Any Sound You Can Imagine: Making Music/Consuming Technology (Music/Culture). Paul Theberge

Any Sound You Can Imagine: Making Music/Consuming Technology (Music/Culture)


Any.Sound.You.Can.Imagine.Making.Music.Consuming.Technology.Music.Culture..pdf
ISBN: 0819563099,9780819563095 | 303 pages | 8 Mb


Download Any Sound You Can Imagine: Making Music/Consuming Technology (Music/Culture)

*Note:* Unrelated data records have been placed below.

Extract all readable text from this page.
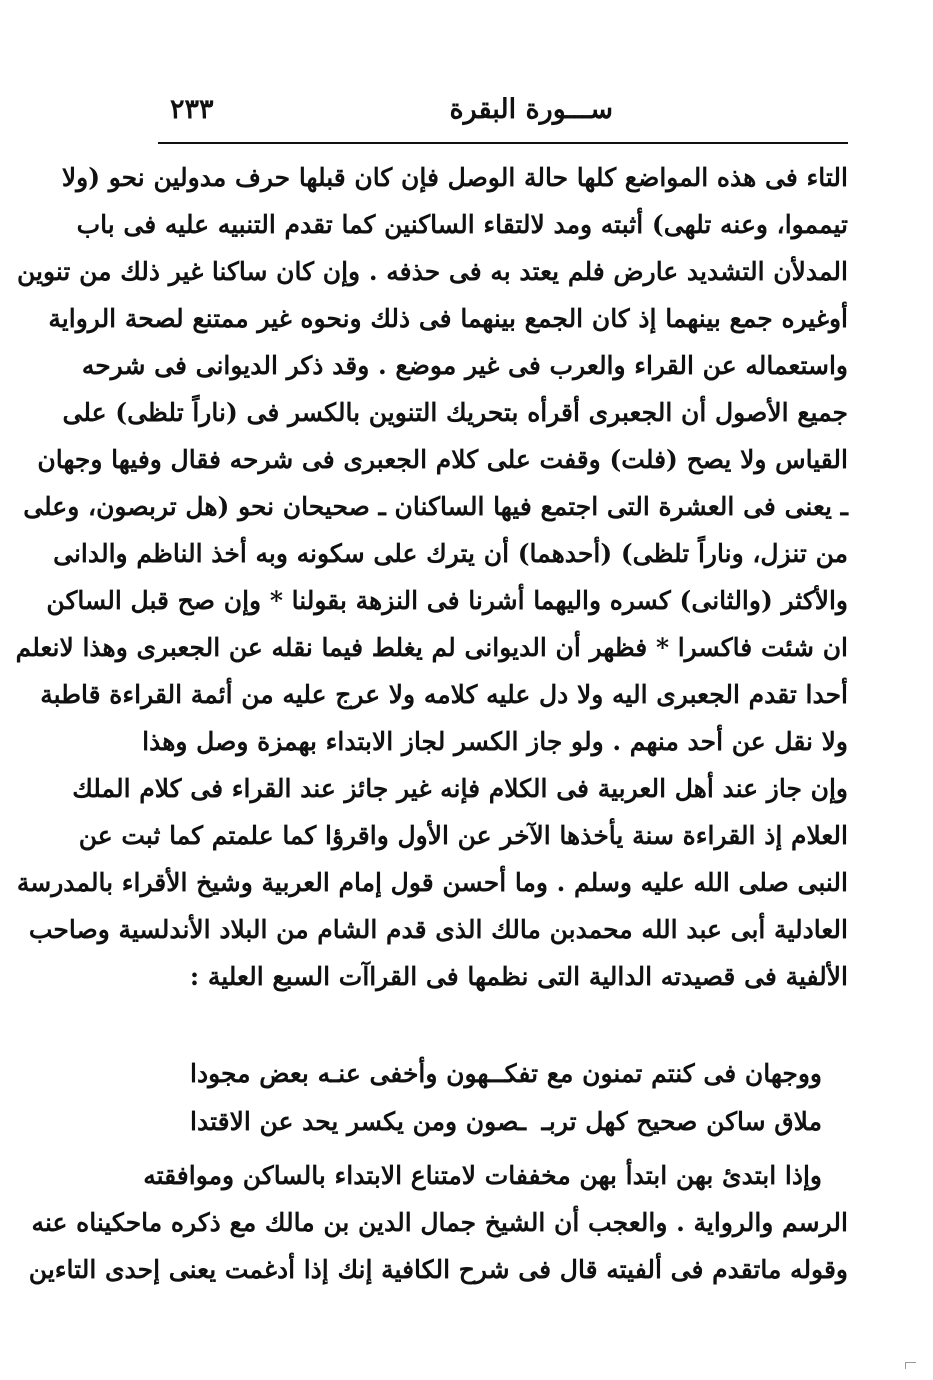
ســـورة البقرة
٢٣٣
التاء فى هذه المواضع كلها حالة الوصل فإن كان قبلها حرف مدولين نحو (ولا
تيمموا، وعنه تلهى) أثبته ومد لالتقاء الساكنين كما تقدم التنبيه عليه فى باب
المدلأن التشديد عارض فلم يعتد به فى حذفه . وإن كان ساكنا غير ذلك من تنوين
أوغيره جمع بينهما إذ كان الجمع بينهما فى ذلك ونحوه غير ممتنع لصحة الرواية
واستعماله عن القراء والعرب فى غير موضع . وقد ذكر الديوانى فى شرحه
جميع الأصول أن الجعبرى أقرأه بتحريك التنوين بالكسر فى (ناراً تلظى) على
القياس ولا يصح (فلت) وقفت على كلام الجعبرى فى شرحه فقال وفيها وجهان
ـ يعنى فى العشرة التى اجتمع فيها الساكنان ـ صحيحان نحو (هل تربصون، وعلى
من تنزل، وناراً تلظى) (أحدهما) أن يترك على سكونه وبه أخذ الناظم والدانى
والأكثر (والثانى) كسره واليهما أشرنا فى النزهة بقولنا * وإن صح قبل الساكن
ان شئت فاكسرا * فظهر أن الديوانى لم يغلط فيما نقله عن الجعبرى وهذا لانعلم
أحدا تقدم الجعبرى اليه ولا دل عليه كلامه ولا عرج عليه من أئمة القراءة قاطبة
ولا نقل عن أحد منهم . ولو جاز الكسر لجاز الابتداء بهمزة وصل وهذا
وإن جاز عند أهل العربية فى الكلام فإنه غير جائز عند القراء فى كلام الملك
العلام إذ القراءة سنة يأخذها الآخر عن الأول واقرؤا كما علمتم كما ثبت عن
النبى صلى الله عليه وسلم . وما أحسن قول إمام العربية وشيخ الأقراء بالمدرسة
العادلية أبى عبد الله محمدبن مالك الذى قدم الشام من البلاد الأندلسية وصاحب
الألفية فى قصيدته الدالية التى نظمها فى القراآت السبع العلية :
ووجهان فى كنتم تمنون مع تفكـ
ـهون وأخفى عنـه بعض مجودا
ملاق ساكن صحيح كهل تربـ
ـصون ومن يكسر يحد عن الاقتدا
وإذا ابتدئ بهن ابتدأ بهن مخففات لامتناع الابتداء بالساكن وموافقته
الرسم والرواية . والعجب أن الشيخ جمال الدين بن مالك مع ذكره ماحكيناه عنه
وقوله ماتقدم فى ألفيته قال فى شرح الكافية إنك إذا أدغمت يعنى إحدى التاءين
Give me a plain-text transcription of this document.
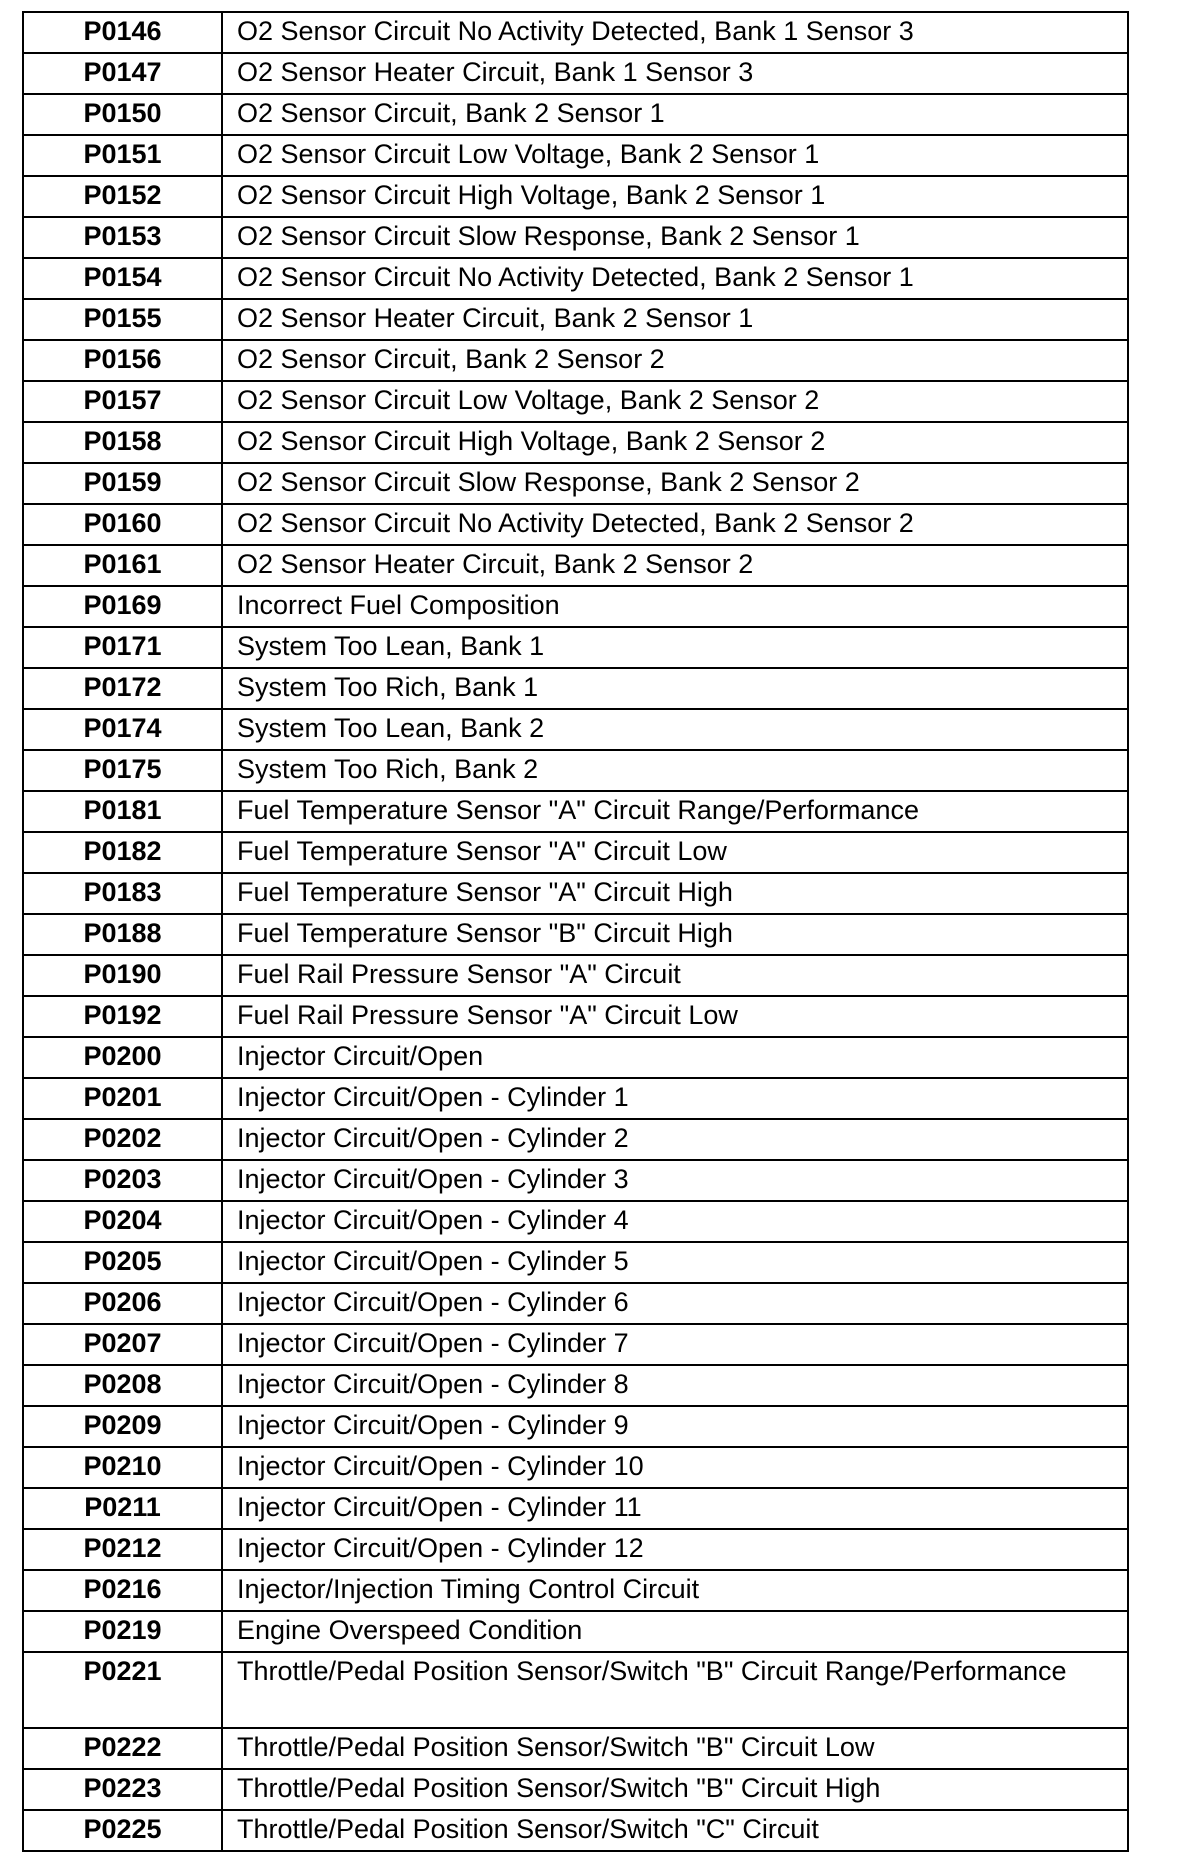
P0146	O2 Sensor Circuit No Activity Detected, Bank 1 Sensor 3
P0147	O2 Sensor Heater Circuit, Bank 1 Sensor 3
P0150	O2 Sensor Circuit, Bank 2 Sensor 1
P0151	O2 Sensor Circuit Low Voltage, Bank 2 Sensor 1
P0152	O2 Sensor Circuit High Voltage, Bank 2 Sensor 1
P0153	O2 Sensor Circuit Slow Response, Bank 2 Sensor 1
P0154	O2 Sensor Circuit No Activity Detected, Bank 2 Sensor 1
P0155	O2 Sensor Heater Circuit, Bank 2 Sensor 1
P0156	O2 Sensor Circuit, Bank 2 Sensor 2
P0157	O2 Sensor Circuit Low Voltage, Bank 2 Sensor 2
P0158	O2 Sensor Circuit High Voltage, Bank 2 Sensor 2
P0159	O2 Sensor Circuit Slow Response, Bank 2 Sensor 2
P0160	O2 Sensor Circuit No Activity Detected, Bank 2 Sensor 2
P0161	O2 Sensor Heater Circuit, Bank 2 Sensor 2
P0169	Incorrect Fuel Composition
P0171	System Too Lean, Bank 1
P0172	System Too Rich, Bank 1
P0174	System Too Lean, Bank 2
P0175	System Too Rich, Bank 2
P0181	Fuel Temperature Sensor "A" Circuit Range/Performance
P0182	Fuel Temperature Sensor "A" Circuit Low
P0183	Fuel Temperature Sensor "A" Circuit High
P0188	Fuel Temperature Sensor "B" Circuit High
P0190	Fuel Rail Pressure Sensor "A" Circuit
P0192	Fuel Rail Pressure Sensor "A" Circuit Low
P0200	Injector Circuit/Open
P0201	Injector Circuit/Open - Cylinder 1
P0202	Injector Circuit/Open - Cylinder 2
P0203	Injector Circuit/Open - Cylinder 3
P0204	Injector Circuit/Open - Cylinder 4
P0205	Injector Circuit/Open - Cylinder 5
P0206	Injector Circuit/Open - Cylinder 6
P0207	Injector Circuit/Open - Cylinder 7
P0208	Injector Circuit/Open - Cylinder 8
P0209	Injector Circuit/Open - Cylinder 9
P0210	Injector Circuit/Open - Cylinder 10
P0211	Injector Circuit/Open - Cylinder 11
P0212	Injector Circuit/Open - Cylinder 12
P0216	Injector/Injection Timing Control Circuit
P0219	Engine Overspeed Condition
P0221	Throttle/Pedal Position Sensor/Switch "B" Circuit Range/Performance
P0222	Throttle/Pedal Position Sensor/Switch "B" Circuit Low
P0223	Throttle/Pedal Position Sensor/Switch "B" Circuit High
P0225	Throttle/Pedal Position Sensor/Switch "C" Circuit
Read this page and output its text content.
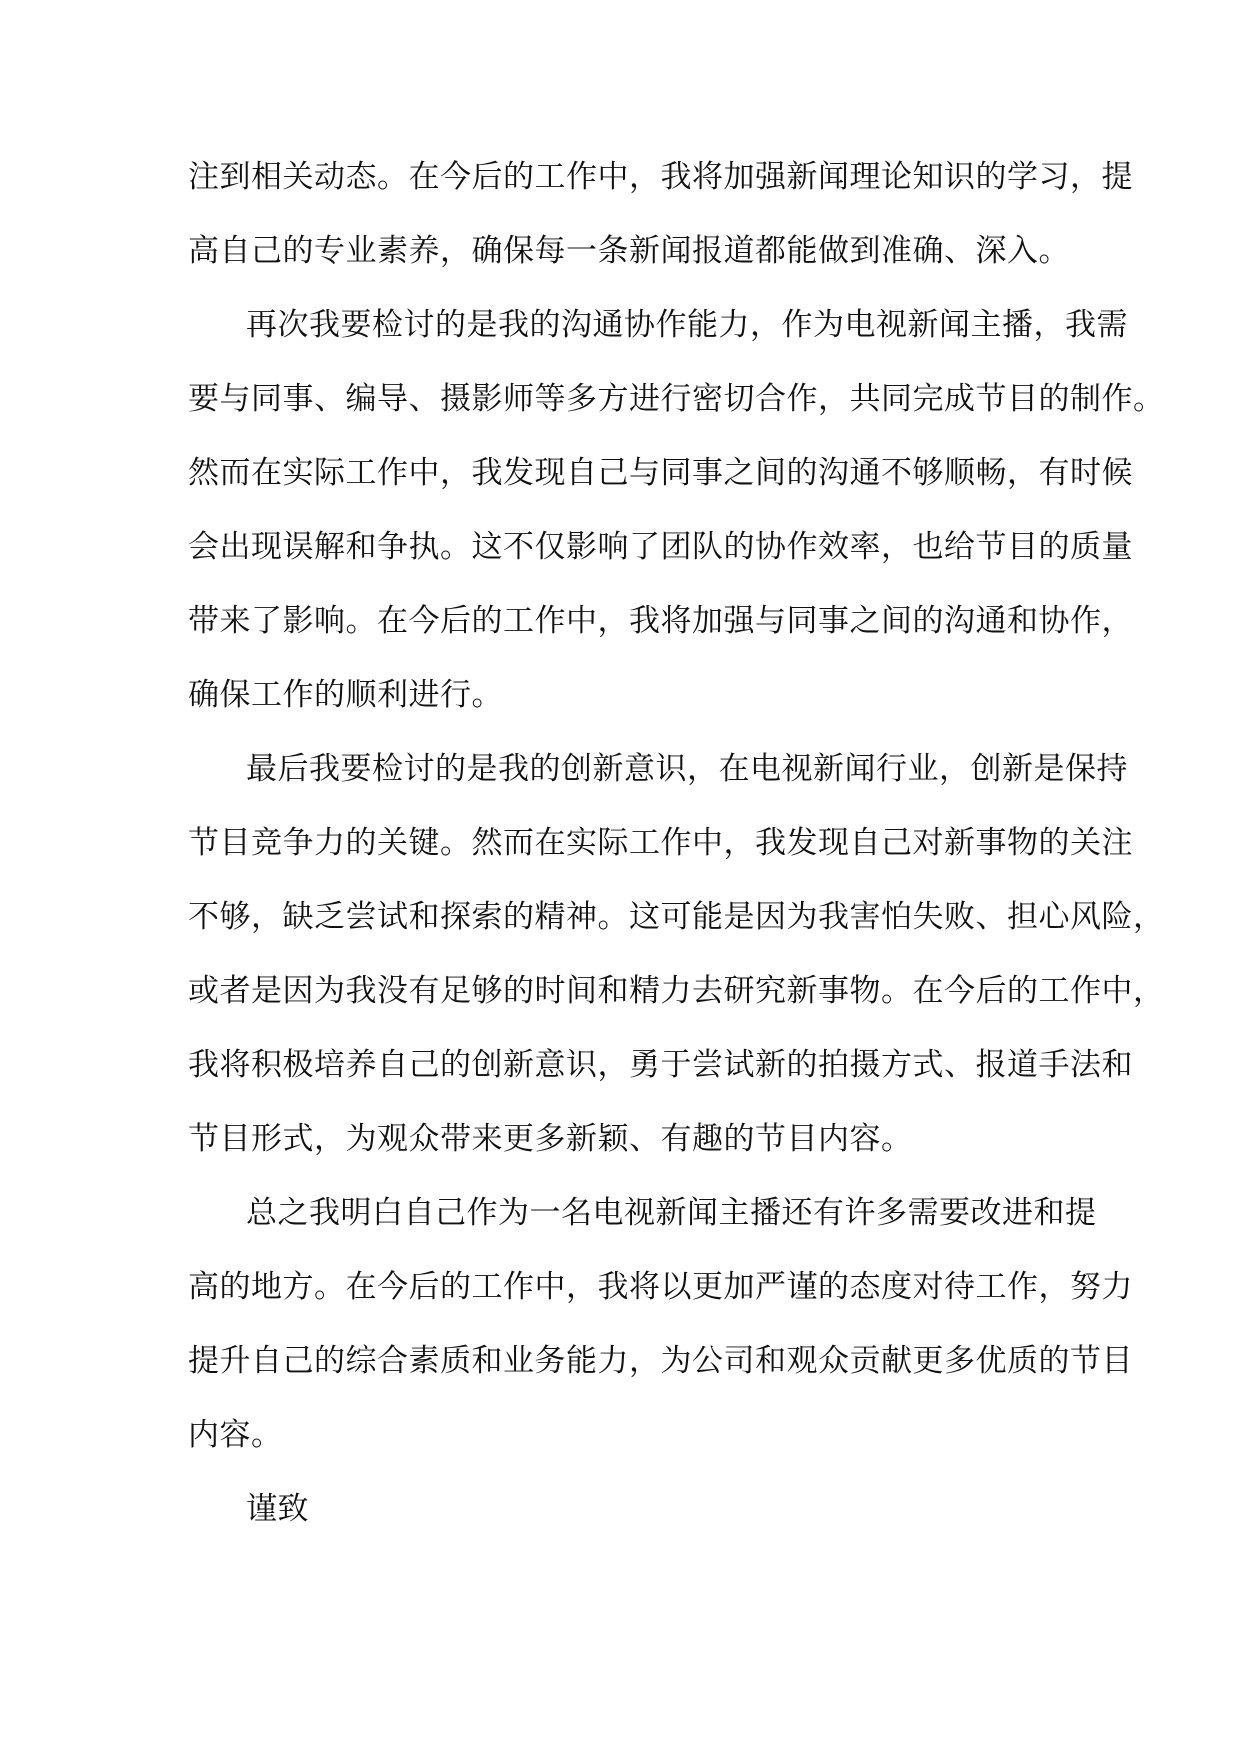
注到相关动态。在今后的工作中，我将加强新闻理论知识的学习，提
高自己的专业素养，确保每一条新闻报道都能做到准确、深入。
再次我要检讨的是我的沟通协作能力，作为电视新闻主播，我需
要与同事、编导、摄影师等多方进行密切合作，共同完成节目的制作。
然而在实际工作中，我发现自己与同事之间的沟通不够顺畅，有时候
会出现误解和争执。这不仅影响了团队的协作效率，也给节目的质量
带来了影响。在今后的工作中，我将加强与同事之间的沟通和协作，
确保工作的顺利进行。
最后我要检讨的是我的创新意识，在电视新闻行业，创新是保持
节目竞争力的关键。然而在实际工作中，我发现自己对新事物的关注
不够，缺乏尝试和探索的精神。这可能是因为我害怕失败、担心风险，
或者是因为我没有足够的时间和精力去研究新事物。在今后的工作中，
我将积极培养自己的创新意识，勇于尝试新的拍摄方式、报道手法和
节目形式，为观众带来更多新颖、有趣的节目内容。
总之我明白自己作为一名电视新闻主播还有许多需要改进和提
高的地方。在今后的工作中，我将以更加严谨的态度对待工作，努力
提升自己的综合素质和业务能力，为公司和观众贡献更多优质的节目
内容。
谨致
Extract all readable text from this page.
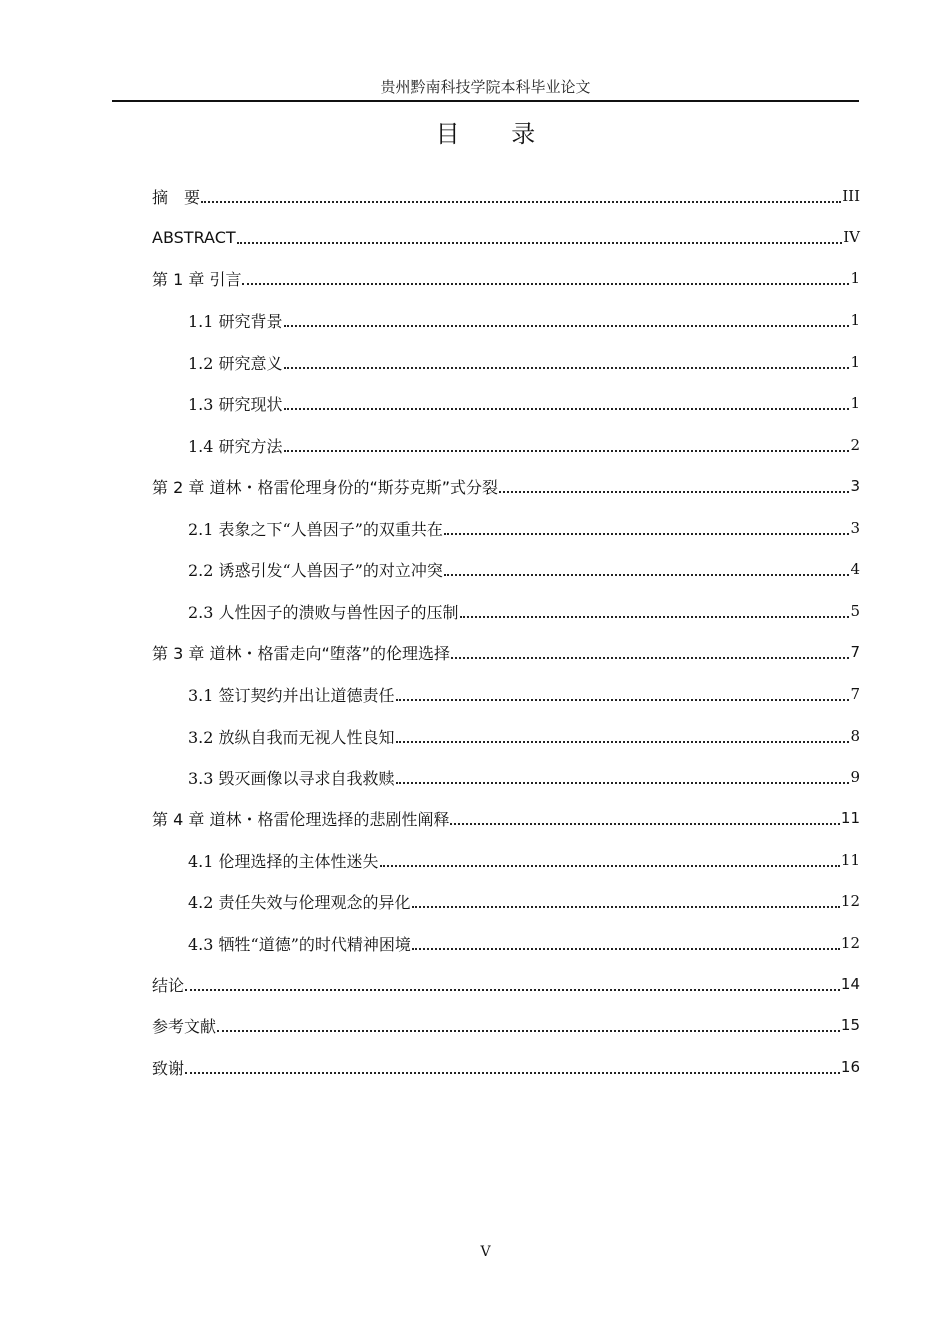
贵州黔南科技学院本科毕业论文
目 录
摘　要	III
ABSTRACT	IV
第 1 章 引言	1
1.1 研究背景	1
1.2 研究意义	1
1.3 研究现状	1
1.4 研究方法	2
第 2 章 道林・格雷伦理身份的“斯芬克斯”式分裂	3
2.1 表象之下“人兽因子”的双重共在	3
2.2 诱惑引发“人兽因子”的对立冲突	4
2.3 人性因子的溃败与兽性因子的压制	5
第 3 章 道林・格雷走向“堕落”的伦理选择	7
3.1 签订契约并出让道德责任	7
3.2 放纵自我而无视人性良知	8
3.3 毁灭画像以寻求自我救赎	9
第 4 章 道林・格雷伦理选择的悲剧性阐释	11
4.1 伦理选择的主体性迷失	11
4.2 责任失效与伦理观念的异化	12
4.3 牺牲“道德”的时代精神困境	12
结论	14
参考文献	15
致谢	16
V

Any Sound You Can Imagine: Making Music/Consuming Technology (Music/Culture) Paul Theberge
Publisher: Wesleyan




I imagine this is how the youngest generation today will feel about how the internet is integrated into our society. We knew that this would happen and of course it's bearing fruit as far as I can see in terms of people's reactions to Rated O, where people say, “God, you can make one single 45 minute album out of this. Making music is pretty much my life, so I can't help but notice and be interested in the evolution of popular music during the last century. I can listen repeatedly, create my own conditions for listening, make quick references to other recordings, no long lines, etc etc etc. Anyway, I think music will, as sampling and wave-editing technology get's better, start to incorporate a wider range of sounds, textures, rhythms, and all the rest. Any Sound You Can Imagine: Making Music/Consuming Technology. This instrument is given a very bright focus and shows the type of sounds Bob was absorbing at the time, something the film achieves with the usage of archived clips and music from that era that Bob had nothing to do with creating. Instead, music making increasingly employs technology produced elsewhere and is informed by a heightened awareness of sounds that are traveling rapidly around the world. Instruments had to be handmade, guitars made from bamboo with stolen copper wire strings and drums made from cut down trees with calf skin heads, there wasn't a Guitar Center that you could obtain your tools of expression with. There's a little bit of power-tripping in that, maybe, and a little bit of ego, and one of the cool things about where we're at right now with technology and music and intellectual property is that it's a little bit of a wild west moment right now, and nobody really knows what the rules are. There's a tendency for people to sort of assume that the future of culture will be pretty much the same as it is today, but history shows that to be completely false. [Ethnographic evidence] shows that people .. Music can now no longer be adequately modeled as something that happens in a local context and employs only the expressive specific to a locality. When you grow up in a small Midwestern town and become obsessed with music, recordings are largely your only option for musical experiences--not many folks stopped even remotely close to my hometown on tours.